Tout au sud de la côte saoudienne de la mer Rouge, Jizan vit à un rythme que le reste du royaume ne connaît pas : climat presque tropical, plantations de mangues à perte de vue, montagnes en toile de fond et, au large, l'archipel des Farasan. Les navires font escale au terminal de croisière de la ville, l'un des jalons récents de l'ouverture touristique du pays; le centre et la corniche se rejoignent en quelques minutes de navette ou de taxi.
La corniche nord
Le front de mer aménagé constitue le cœur social de la cité : vastes pelouses, allées ombragées, terrains de jeu et une promenade qui regarde vers les Farasan. En fin de journée, les familles s'y installent par centaines, thermos de café et tapis déroulés — le moment idéal pour saisir la douceur de vivre locale. Une rue dite culturelle, longue de quelque 450 mètres, accueille kiosques et animations selon la saison. Les enfants courent entre les pelouses, les vendeurs ambulants proposent maïs grillé et jus pressés : rien de spectaculaire, tout de sincère.
Le village du patrimoine
Sur la corniche sud, un village reconstitué rassemble l'architecture traditionnelle de la région : maisons de pierre et de terre aux motifs géométriques peints, ruelles étroites, ateliers d'artisans et petit souk. Créé en 2009 pour préserver des savoir-faire menacés, l'endroit se parcourt en une heure et donne des repères précieux sur cette province longtemps tournée vers le Yémen voisin, dont elle partage bien des traditions bâtisseuses.
Le fort sur la colline
Au-dessus des toits, le château Al-Dosariyah occupe le point le plus haut de la ville depuis l'époque ottomane. La montée se fait en quelques minutes de véhicule; la récompense est un panorama complet — le damier des rues, le port, la mer et, par temps clair, la silhouette des montagnes de l'intérieur. C'est le meilleur endroit pour comprendre la géographie de l'escale avant de redescendre dans les souks.
Parfums du sud
Jizan est la capitale saoudienne de la mangue : des dizaines de variétés mûrissent dans les plaines voisines et envahissent les étals au printemps. Les marchés regorgent aussi de poissons de la mer Rouge, de miel des montagnes et de café khawlani, cultivé en terrasses dans les hauteurs de la province — un savoir-faire caféier inscrit par l'UNESCO au patrimoine immatériel. Goûter un jus de mangue frais face aux quais, tôt le matin quand les pêcheurs débarquent leurs caisses, fait partie des petits rituels de l'étape.
Le large en ligne de mire
À une quarantaine de kilomètres au large, l'archipel des Farasan protège l'un des plus riches sanctuaires marins de la région : récifs, mangroves, gazelles endémiques et vieilles demeures de marchands de perles aux façades de corail sculpté. Quand le programme le permet, l'excursion constitue le sommet de l'escale; sinon, l'archipel demeure cette ligne pâle à l'horizon qui donne à la promenade du soir sa profondeur.
Bon à savoir
- Tenue couvrante recommandée pour tous, comme partout dans le royaume.
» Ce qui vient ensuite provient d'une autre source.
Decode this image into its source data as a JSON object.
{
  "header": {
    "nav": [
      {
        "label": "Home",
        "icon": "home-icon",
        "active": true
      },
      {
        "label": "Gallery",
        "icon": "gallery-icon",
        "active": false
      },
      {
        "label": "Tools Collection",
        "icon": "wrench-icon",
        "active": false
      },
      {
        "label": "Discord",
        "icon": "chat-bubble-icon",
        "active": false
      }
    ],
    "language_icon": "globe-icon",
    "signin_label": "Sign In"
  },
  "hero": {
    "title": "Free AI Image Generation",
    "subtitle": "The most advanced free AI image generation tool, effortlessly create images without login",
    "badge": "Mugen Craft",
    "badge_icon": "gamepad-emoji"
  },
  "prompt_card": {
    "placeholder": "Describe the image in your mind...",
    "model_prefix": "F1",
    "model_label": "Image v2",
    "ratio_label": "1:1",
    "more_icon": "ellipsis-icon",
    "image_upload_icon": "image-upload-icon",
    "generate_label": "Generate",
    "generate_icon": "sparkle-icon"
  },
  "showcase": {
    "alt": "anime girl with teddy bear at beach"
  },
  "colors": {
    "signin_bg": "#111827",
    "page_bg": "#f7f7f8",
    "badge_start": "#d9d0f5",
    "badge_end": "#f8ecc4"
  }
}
- La chaleur reste forte une bonne partie de l'année : privilégier matin et fin de journée.
- Les excursions vers les îles Farasan dépendent des programmes des compagnies et des conditions du jour.
Peu d'escales de la région offrent un visage aussi méridional de l'Arabie saoudite : ici, le désert cède la place aux vergers et la ville regarde autant vers ses montagnes que vers le large. On quitte Jizan avec un goût de mangue et l'impression d'avoir entrevu un royaume différent de celui des images habituelles — c'est exactement ce qui donne envie d'y revenir.